Showing posts with label fall. Show all posts
Showing posts with label fall. Show all posts

Wednesday, September 8, 2010

September evening

I love the hiking/biking trail that goes through our neighborhood. I like to walk in the early evening, when the heat loses its grip on the day, and the woods are alive with the chatters and chirps of many little creatures. Today on my walk there were joggers, bikes, scooters, people on the phone, groups of friends, and a man, iPod in ears, singing to himself in a language I did not understand. Bike wheels spoke, “thump thump thump” over the wooden footbridge, then, “hissssss” on the paved trail as I walked along.

I can tell that fall is approaching, even though the air is still hot and dry, and the trees are starting to crisp from lack of rain. The sunlight has changed – golden honey dripping through the branches, catching up loose leaves in its flow and scattering them on the ground. On the last part of my walk I saw a medium sized buck standing away from the path, in a patch of sunlight near a stand of oak trees. As I passed him he heard the whisper of grass under my feet, and he looked up, chewing. For that moment, there was no one else on the trail. The grasshoppers fiddled melodies, and somewhere a clock ticked closer to autumn. The oak trees understood, and released a fall of acorns. They rained down in the sunlight in front of the deer. A sprinkle. A nutstorm.

Then it passed, as storms do. The trail traffic resumed, the deer looked away, and I walked past, to the road that leads to my house.

Wednesday, September 12, 2007

Routine

Sometimes it is hard to come to the computer to write because I don't have anything to say that is IMPORTANT. After all, I'm committing words to paper (screen) for all time and for many eyes, so shouldn't it be IMPORTANT?

But the last few days have been routine. And ROUTINE is not so bad. We had a birthday in the house, yes, and that was and was not out of the ordinary. A full house, a large family -- birthdays are comfortable & familiar, if not routine. I think there's something good to be said for the morning alarm, the balletic timing of school-morning breakfasts, the snippets of NPR on the way to work. Something wonderful and rejuvenating about autumn with its class schedules and coffee breaks.

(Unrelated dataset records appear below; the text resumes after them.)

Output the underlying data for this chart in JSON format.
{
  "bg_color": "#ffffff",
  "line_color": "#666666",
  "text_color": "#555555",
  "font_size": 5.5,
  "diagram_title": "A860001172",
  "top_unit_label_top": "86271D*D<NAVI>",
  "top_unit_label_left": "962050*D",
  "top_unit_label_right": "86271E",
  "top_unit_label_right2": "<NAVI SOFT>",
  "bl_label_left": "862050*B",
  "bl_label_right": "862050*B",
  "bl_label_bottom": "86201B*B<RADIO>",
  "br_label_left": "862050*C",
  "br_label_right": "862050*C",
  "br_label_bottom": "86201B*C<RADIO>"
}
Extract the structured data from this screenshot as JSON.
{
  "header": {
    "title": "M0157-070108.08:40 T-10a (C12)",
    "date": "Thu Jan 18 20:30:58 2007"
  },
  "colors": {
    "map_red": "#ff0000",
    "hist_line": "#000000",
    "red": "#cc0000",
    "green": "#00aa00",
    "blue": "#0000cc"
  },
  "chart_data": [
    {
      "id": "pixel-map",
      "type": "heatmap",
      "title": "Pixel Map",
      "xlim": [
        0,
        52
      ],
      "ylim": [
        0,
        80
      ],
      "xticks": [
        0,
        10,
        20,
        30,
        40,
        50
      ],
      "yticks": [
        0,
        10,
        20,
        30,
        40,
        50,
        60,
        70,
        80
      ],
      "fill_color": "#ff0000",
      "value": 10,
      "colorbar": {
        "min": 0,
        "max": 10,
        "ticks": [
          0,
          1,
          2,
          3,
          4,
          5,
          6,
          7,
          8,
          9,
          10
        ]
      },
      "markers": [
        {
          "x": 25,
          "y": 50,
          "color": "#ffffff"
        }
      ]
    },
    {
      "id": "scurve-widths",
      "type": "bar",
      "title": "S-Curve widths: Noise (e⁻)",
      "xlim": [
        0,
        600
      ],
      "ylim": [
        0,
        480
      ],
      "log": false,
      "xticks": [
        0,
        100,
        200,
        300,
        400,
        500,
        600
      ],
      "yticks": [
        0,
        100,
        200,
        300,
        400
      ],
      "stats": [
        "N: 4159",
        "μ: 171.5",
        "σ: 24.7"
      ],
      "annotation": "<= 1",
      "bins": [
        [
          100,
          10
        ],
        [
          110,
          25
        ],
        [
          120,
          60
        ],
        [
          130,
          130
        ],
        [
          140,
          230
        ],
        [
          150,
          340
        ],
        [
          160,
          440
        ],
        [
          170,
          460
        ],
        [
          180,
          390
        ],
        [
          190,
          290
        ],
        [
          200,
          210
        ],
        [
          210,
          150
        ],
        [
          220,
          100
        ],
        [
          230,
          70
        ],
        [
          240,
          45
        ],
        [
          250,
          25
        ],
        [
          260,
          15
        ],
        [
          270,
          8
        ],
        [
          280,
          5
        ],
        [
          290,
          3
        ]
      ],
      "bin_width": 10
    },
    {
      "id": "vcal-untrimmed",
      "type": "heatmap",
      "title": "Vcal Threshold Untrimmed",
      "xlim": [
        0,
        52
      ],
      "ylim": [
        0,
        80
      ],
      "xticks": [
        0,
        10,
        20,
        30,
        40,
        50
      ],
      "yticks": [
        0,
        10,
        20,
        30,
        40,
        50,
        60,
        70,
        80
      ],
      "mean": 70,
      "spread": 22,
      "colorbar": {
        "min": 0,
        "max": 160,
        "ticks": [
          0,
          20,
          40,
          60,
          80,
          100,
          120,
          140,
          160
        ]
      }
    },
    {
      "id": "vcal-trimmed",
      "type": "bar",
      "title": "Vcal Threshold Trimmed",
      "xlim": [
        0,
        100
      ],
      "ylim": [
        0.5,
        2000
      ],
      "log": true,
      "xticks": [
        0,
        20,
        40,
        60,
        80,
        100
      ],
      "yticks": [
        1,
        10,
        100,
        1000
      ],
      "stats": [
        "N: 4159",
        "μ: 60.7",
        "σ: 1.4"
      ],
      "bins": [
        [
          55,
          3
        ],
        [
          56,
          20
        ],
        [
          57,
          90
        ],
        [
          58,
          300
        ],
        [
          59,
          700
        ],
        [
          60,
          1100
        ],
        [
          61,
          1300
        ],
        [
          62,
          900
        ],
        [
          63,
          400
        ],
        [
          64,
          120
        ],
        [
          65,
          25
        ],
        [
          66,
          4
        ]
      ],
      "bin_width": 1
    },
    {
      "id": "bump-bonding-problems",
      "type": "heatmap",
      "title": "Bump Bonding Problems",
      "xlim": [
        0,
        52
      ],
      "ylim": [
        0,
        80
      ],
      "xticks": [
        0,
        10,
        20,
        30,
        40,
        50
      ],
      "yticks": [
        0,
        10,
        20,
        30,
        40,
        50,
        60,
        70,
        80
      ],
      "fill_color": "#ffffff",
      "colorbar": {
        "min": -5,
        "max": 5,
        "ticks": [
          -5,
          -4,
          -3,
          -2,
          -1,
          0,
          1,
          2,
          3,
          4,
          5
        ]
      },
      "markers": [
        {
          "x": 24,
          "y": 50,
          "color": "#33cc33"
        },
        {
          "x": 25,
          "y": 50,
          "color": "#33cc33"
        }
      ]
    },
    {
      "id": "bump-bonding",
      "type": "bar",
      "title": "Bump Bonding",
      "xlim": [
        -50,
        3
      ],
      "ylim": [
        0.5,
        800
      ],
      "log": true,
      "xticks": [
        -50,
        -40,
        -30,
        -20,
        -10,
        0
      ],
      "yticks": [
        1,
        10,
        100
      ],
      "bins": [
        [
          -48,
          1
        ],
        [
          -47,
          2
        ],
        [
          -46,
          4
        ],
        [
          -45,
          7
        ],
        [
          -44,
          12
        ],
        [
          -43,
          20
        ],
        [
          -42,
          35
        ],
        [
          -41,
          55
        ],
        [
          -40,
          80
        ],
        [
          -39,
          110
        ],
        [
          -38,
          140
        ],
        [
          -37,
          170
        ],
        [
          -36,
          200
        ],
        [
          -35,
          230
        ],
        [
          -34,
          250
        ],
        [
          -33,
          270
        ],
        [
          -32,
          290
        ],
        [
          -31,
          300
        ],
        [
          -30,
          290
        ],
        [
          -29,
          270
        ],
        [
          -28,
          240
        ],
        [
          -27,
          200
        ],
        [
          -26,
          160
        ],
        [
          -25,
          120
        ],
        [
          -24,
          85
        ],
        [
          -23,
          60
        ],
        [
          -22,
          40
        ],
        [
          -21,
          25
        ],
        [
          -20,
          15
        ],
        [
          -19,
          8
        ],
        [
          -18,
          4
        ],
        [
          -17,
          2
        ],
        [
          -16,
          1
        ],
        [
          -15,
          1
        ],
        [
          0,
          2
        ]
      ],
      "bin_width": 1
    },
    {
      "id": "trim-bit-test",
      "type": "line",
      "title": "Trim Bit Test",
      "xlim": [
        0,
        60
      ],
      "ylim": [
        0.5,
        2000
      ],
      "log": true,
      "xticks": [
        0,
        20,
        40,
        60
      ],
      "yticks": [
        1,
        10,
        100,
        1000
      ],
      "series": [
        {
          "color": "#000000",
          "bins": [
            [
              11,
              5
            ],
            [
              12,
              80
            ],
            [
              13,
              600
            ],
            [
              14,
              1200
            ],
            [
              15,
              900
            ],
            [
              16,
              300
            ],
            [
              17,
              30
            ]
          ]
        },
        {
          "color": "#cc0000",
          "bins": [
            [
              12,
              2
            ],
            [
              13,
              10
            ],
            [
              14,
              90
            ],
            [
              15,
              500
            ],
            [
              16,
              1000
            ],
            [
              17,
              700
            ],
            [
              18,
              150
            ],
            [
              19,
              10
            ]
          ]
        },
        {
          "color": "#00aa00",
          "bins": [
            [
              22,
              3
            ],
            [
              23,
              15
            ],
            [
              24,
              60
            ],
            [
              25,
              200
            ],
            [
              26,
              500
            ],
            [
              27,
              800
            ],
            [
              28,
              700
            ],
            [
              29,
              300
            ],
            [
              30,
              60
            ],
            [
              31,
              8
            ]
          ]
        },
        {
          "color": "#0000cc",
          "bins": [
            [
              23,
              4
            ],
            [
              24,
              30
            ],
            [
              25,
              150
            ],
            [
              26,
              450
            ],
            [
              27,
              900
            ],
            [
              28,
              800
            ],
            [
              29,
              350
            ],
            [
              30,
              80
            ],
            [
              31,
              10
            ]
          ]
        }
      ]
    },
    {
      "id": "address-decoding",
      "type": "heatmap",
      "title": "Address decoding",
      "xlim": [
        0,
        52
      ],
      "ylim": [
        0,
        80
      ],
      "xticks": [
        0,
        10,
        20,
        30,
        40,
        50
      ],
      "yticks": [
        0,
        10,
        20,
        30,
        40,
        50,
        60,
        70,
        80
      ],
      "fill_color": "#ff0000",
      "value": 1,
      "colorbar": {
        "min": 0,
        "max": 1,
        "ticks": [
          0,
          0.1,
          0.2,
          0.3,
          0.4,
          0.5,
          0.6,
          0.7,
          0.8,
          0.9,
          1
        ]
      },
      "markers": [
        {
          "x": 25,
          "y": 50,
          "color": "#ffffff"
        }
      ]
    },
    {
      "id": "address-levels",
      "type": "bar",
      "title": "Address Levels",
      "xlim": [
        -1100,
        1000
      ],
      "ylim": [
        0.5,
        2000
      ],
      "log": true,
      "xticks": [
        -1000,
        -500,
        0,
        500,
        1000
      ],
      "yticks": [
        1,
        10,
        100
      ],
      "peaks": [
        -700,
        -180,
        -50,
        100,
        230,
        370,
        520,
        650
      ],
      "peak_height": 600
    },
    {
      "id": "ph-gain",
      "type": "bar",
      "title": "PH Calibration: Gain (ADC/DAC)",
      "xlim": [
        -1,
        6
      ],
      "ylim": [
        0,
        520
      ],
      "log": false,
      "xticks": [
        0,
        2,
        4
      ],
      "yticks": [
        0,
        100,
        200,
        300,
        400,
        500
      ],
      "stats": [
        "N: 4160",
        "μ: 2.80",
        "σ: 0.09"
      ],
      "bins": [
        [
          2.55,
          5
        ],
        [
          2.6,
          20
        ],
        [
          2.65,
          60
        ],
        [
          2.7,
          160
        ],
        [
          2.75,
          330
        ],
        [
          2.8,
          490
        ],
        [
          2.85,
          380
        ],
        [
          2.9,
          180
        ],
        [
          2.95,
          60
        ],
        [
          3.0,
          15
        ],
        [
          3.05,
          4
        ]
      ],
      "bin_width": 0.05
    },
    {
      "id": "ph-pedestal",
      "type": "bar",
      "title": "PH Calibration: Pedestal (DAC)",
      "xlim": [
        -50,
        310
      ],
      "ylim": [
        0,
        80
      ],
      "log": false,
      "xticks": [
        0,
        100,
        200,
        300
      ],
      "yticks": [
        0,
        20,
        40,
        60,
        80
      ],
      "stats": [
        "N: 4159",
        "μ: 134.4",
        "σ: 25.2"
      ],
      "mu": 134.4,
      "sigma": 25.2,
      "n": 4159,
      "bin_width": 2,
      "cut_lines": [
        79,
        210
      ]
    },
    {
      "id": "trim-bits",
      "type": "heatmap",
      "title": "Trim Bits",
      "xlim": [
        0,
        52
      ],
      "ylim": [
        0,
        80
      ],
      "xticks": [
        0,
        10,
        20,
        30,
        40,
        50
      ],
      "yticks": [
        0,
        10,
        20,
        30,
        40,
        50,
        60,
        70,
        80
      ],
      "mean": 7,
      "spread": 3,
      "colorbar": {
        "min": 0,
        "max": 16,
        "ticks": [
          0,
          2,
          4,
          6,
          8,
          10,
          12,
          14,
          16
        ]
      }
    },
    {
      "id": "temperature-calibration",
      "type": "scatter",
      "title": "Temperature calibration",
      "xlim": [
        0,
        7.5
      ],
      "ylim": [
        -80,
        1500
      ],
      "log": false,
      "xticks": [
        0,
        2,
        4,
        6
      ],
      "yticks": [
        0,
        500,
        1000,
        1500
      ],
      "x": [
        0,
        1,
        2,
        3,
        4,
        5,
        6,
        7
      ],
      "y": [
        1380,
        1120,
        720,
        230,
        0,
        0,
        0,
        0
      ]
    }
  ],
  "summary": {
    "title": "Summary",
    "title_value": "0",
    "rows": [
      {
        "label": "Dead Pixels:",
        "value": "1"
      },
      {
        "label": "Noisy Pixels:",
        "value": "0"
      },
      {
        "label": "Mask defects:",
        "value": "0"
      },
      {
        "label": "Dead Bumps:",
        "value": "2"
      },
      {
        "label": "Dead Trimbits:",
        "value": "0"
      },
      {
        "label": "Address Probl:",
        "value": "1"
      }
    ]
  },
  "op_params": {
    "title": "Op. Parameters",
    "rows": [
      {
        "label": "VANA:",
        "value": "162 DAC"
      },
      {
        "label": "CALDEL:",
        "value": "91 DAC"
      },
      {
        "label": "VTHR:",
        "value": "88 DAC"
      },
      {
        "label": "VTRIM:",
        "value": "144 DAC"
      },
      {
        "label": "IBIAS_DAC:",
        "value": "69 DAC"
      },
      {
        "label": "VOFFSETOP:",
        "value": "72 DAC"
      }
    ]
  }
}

Maybe ROUTINE has been good because Daniel's sugars have been mostly in range this week (except for the "save-all-my-carbs-for-birthday-ice cream" mistake). ROUTINE has Dominic learning new teachers, new subjects, new routines in grade 1 that exhaust him in ways that a day at the pool can't. ROUTINE even makes middle school bearable for Nora (but there are always jerks in middle school so I'm keeping my fingers crossed).

The routine turning of the year seems to have clicked over one notch away from summer and towards fall, and even the sky was celebrating the sudden change in the air with a riotous, colorful party for sunset. I went outside to pick a few late-summer peppers and tomatoes, and stopped to breathe it all in; the quiet moment in the neighborhood, the changing angles of light. Then the geese were overhead, announcing their southward flight path, calling for attention.

Mary Oliver is probably my favorite poet, she has a way of turning the ordinary into the magical. I have been thinking tonight about her poem, Wild Geese. It goes:

"You do not have to be good.
You do not have to walk on your knees
for a hundred miles through the desert repenting.
You only have to let the soft animal of your body
love what it loves.
Tell me about despair, yours, and I will tell you mine.
Meanwhile the world goes on.
Meanwhile the sun and the clear pebbles of the rain
are moving across the landscapes,
over the prairies and the deep trees,
the mountains and the rivers.
Meanwhile the wild geese, high in the clean blue air,
are heading home again.
Whoever you are, no matter how lonely,
the world offers itself to your imagination,
calls to you like the wild geese, harsh and exciting —
over and over announcing your place
in the family of things."

That's from her book Dream Work. And tonight, in a routine moment, I fell into a brief state of grace & beauty. Thanks in great part to Mary Oliver, to the raw poetry in the sound of geese, and to a much needed change of season.